Wie schwierig doch die Muttersprache beim Erlernen sein kann. Sie stellt Beinchen, lässt die Zunge krümmen und sich verbiegen. Es ist ein Kraftakt sie zu entziffern, sie zu lesen. In der mir vertrauten Grundschule in Frankreich waren ähnlich gebrochene Klänge im Klassenzimmer hörbar. Die Kinder waren neugierig und wissbegierig. Auch ich war wieder Kind und lernte ihre Muttersprache mit bebilderten Büchern und im gebrochenen Dialog.

Französisch ist eine träumerische Sprache

Sogar die französische Schrift ist träumerisch.
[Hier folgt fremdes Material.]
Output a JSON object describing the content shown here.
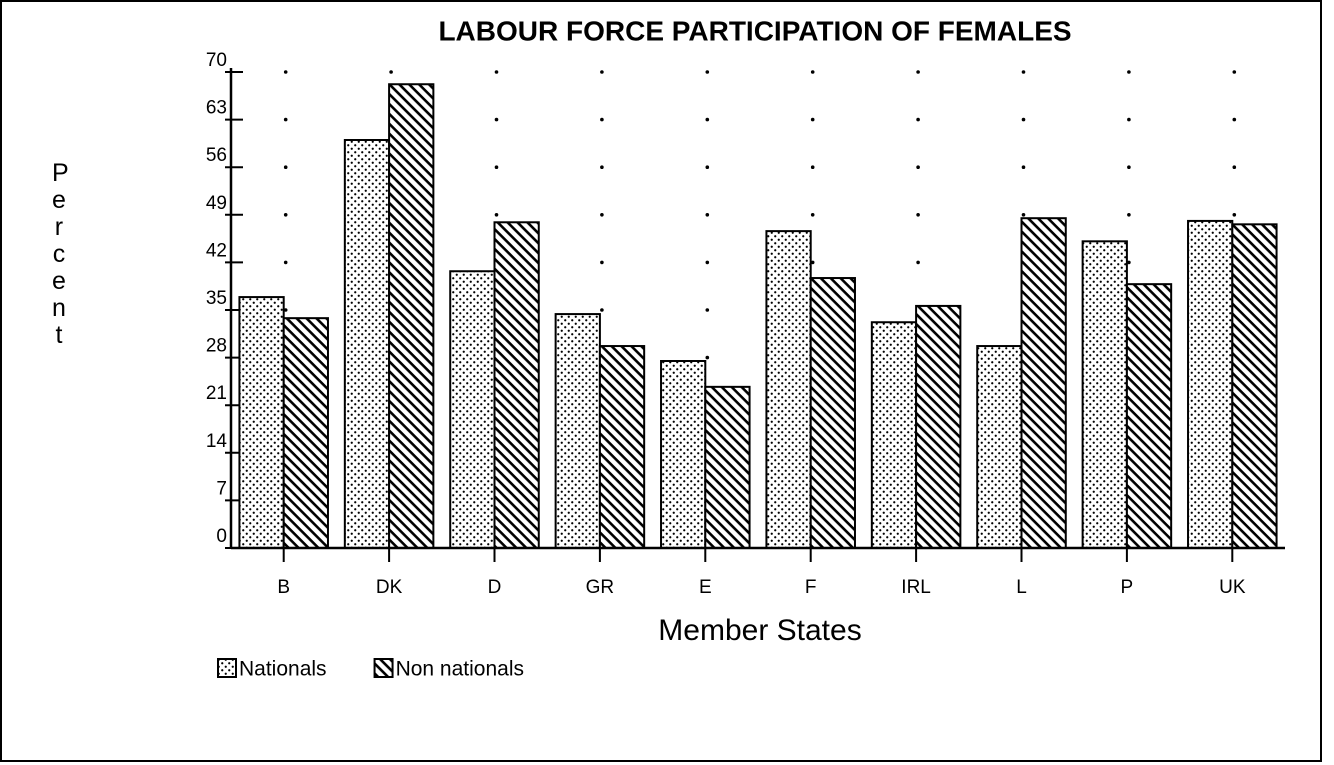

Die Buchstaben sind so schön wie ihre Klänge, verziert, verschnörkelt. Es sind die kleinen Unterschiede.

Der Film zeigt Eindrücke einer Kindheit in Harmonie
Er zeichnet Assoziationsketten zwischen Worten, Schrift und Bildern

Die Muttersprache nimmt uns mit in den mütterlichen Alltag dreier Generationen. Die Zeit wird auf einmal so visuell fassbar, wenn man die Frauen und das Mädchen bei ihren Aktivitäten betrachtet. Auch wenn so viel Zeit zwischen Ihnen liegt finden sie Freude an denselben Dingen. Es ist ein harmonisches Familienporträt. Es sind ausgewählte Momente, die ein idealisiertes Bild vermitteln.

Es drängen sich mir auch ein paar Fragen auf. Wo sind die Väter? Mir gefällt der weibliche Fokus. Und dennoch: Ist der Film feministisch lesbar? Die Frauen werden schließlich sehr häuslich gezeigt. Aber ich möchte dem Film die träumerische und idealisierte Stimmung lassen und sie nicht durch ein Übermaß an Kritik revidieren. Zu schön sind die Bilder und Klänge und die gezeigte Welt der Kinder.
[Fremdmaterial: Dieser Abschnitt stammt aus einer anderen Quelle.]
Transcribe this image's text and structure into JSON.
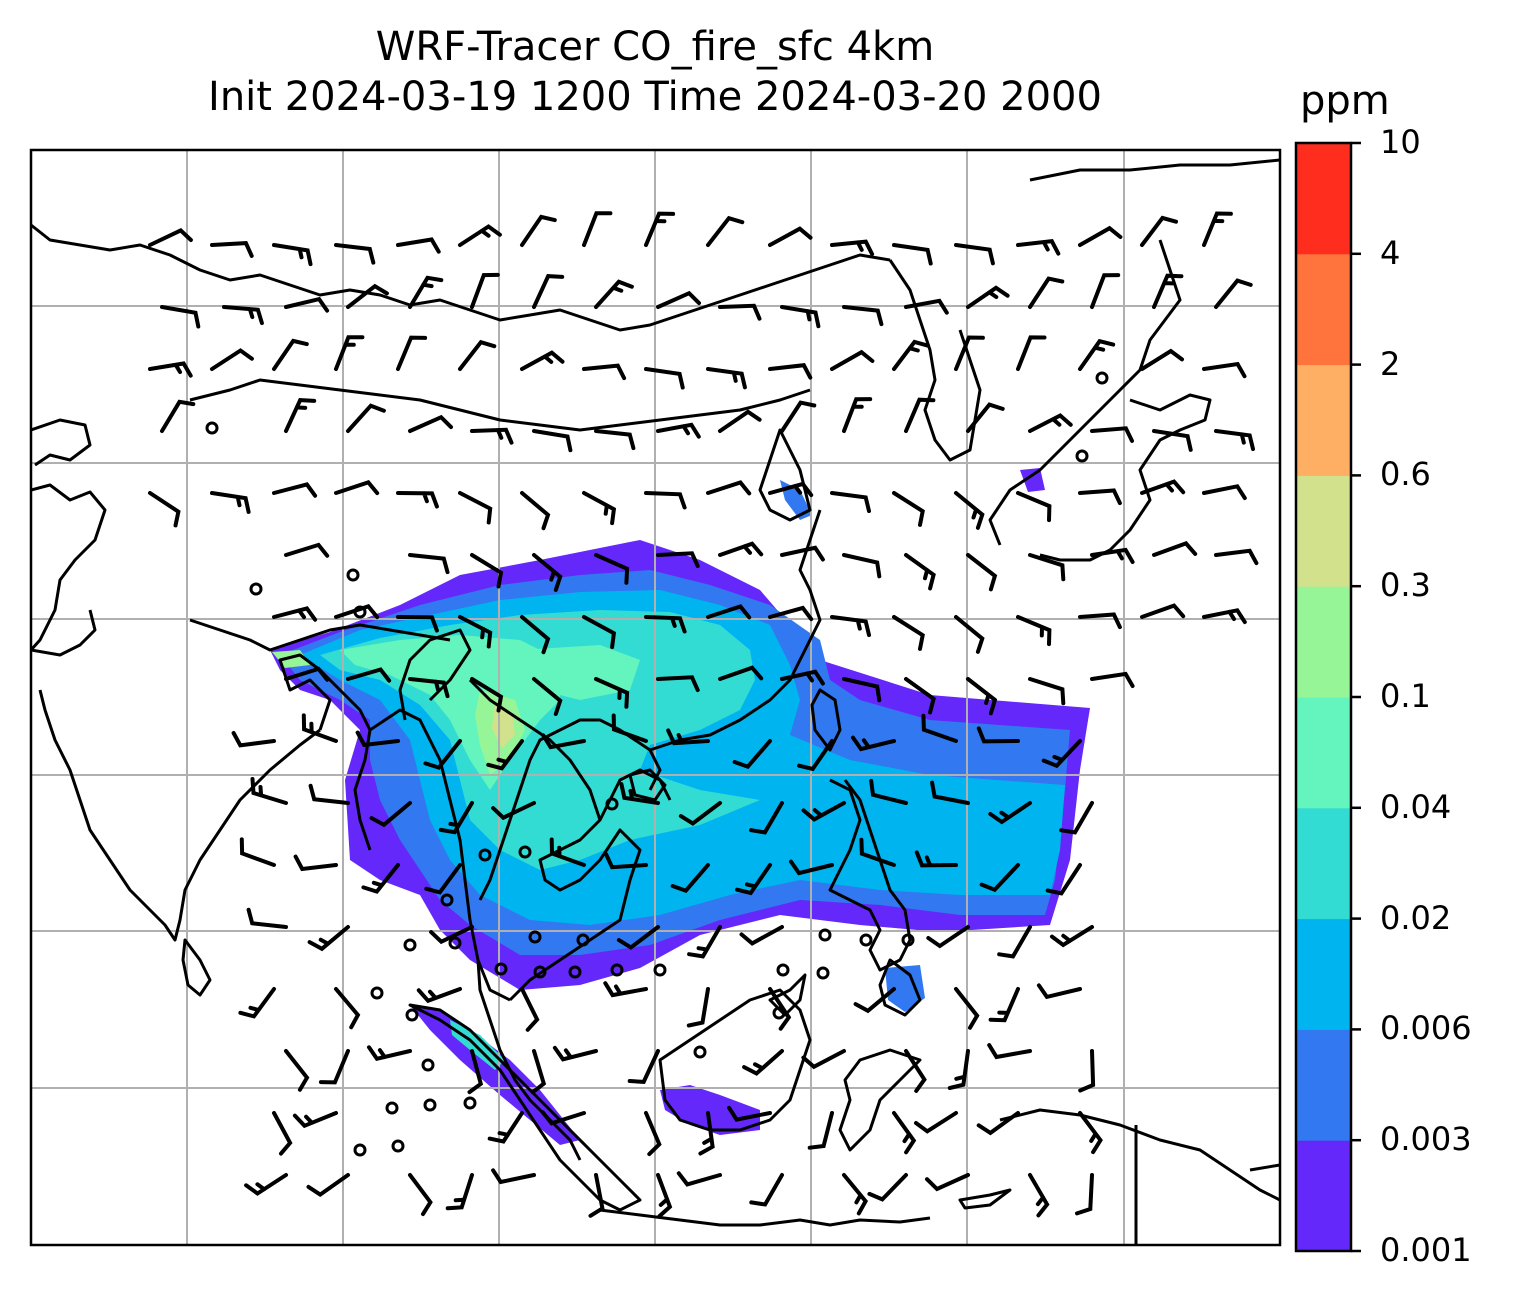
{
  "title": {
    "line1": "WRF-Tracer CO_fire_sfc 4km",
    "line2": "Init 2024-03-19 1200 Time 2024-03-20 2000"
  },
  "colorbar": {
    "unit": "ppm",
    "levels": [
      "0.001",
      "0.003",
      "0.006",
      "0.02",
      "0.04",
      "0.1",
      "0.3",
      "0.6",
      "2",
      "4",
      "10"
    ],
    "colors": [
      "#6428fa",
      "#3278f0",
      "#00b4f0",
      "#32dcd2",
      "#64f5be",
      "#96f596",
      "#d2e18c",
      "#ffaf64",
      "#ff733c",
      "#ff2d1e"
    ]
  },
  "map": {
    "field": "CO_fire_sfc",
    "resolution": "4km",
    "plume_colors": {
      "lowest": "#6428fa",
      "low": "#3278f0",
      "mid": "#00b4f0",
      "midhigh": "#32dcd2",
      "high": "#64f5be",
      "peak": "#96f596",
      "hot": "#d2e18c"
    },
    "gridline_color": "#b0b0b0",
    "coastline_color": "#000000"
  }
}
Mit dem Klang ihrer Worte träumen wir uns in die gemeinsamen Familienaktivitäten
Zwei Frauen, ein Mädchen, drei Generationen
Kurz sind wir Teil der Familie
Malen mit ihr, schneiden Äpfel, hängen im Garten die Wäsche ab

Für mich ist der Film meine persönliche Reise zurück in den Alltag meiner französischen Gastfamilien und die Welt der Montessorischule. Eine Erinnerung zurück in die Zeit, die vom Spielen mit Kindern, unterrichten und gemeinsamen Lernen geprägt war. Mit Kindern kann man gut reisen in die eigene Kindheit. Jede Aktivität verlangt besondere Hingabe und Zeit. Die Welt scheint entschleunigt beim gemeinsamen Malen, beim gemeinsamen Kochen beim gemeinsamen Lesen. Die Kinder bestimmen die Geschwindigkeit und es tut gut sich ihnen anzupassen.

Lentement. Langsam. Gemächlich.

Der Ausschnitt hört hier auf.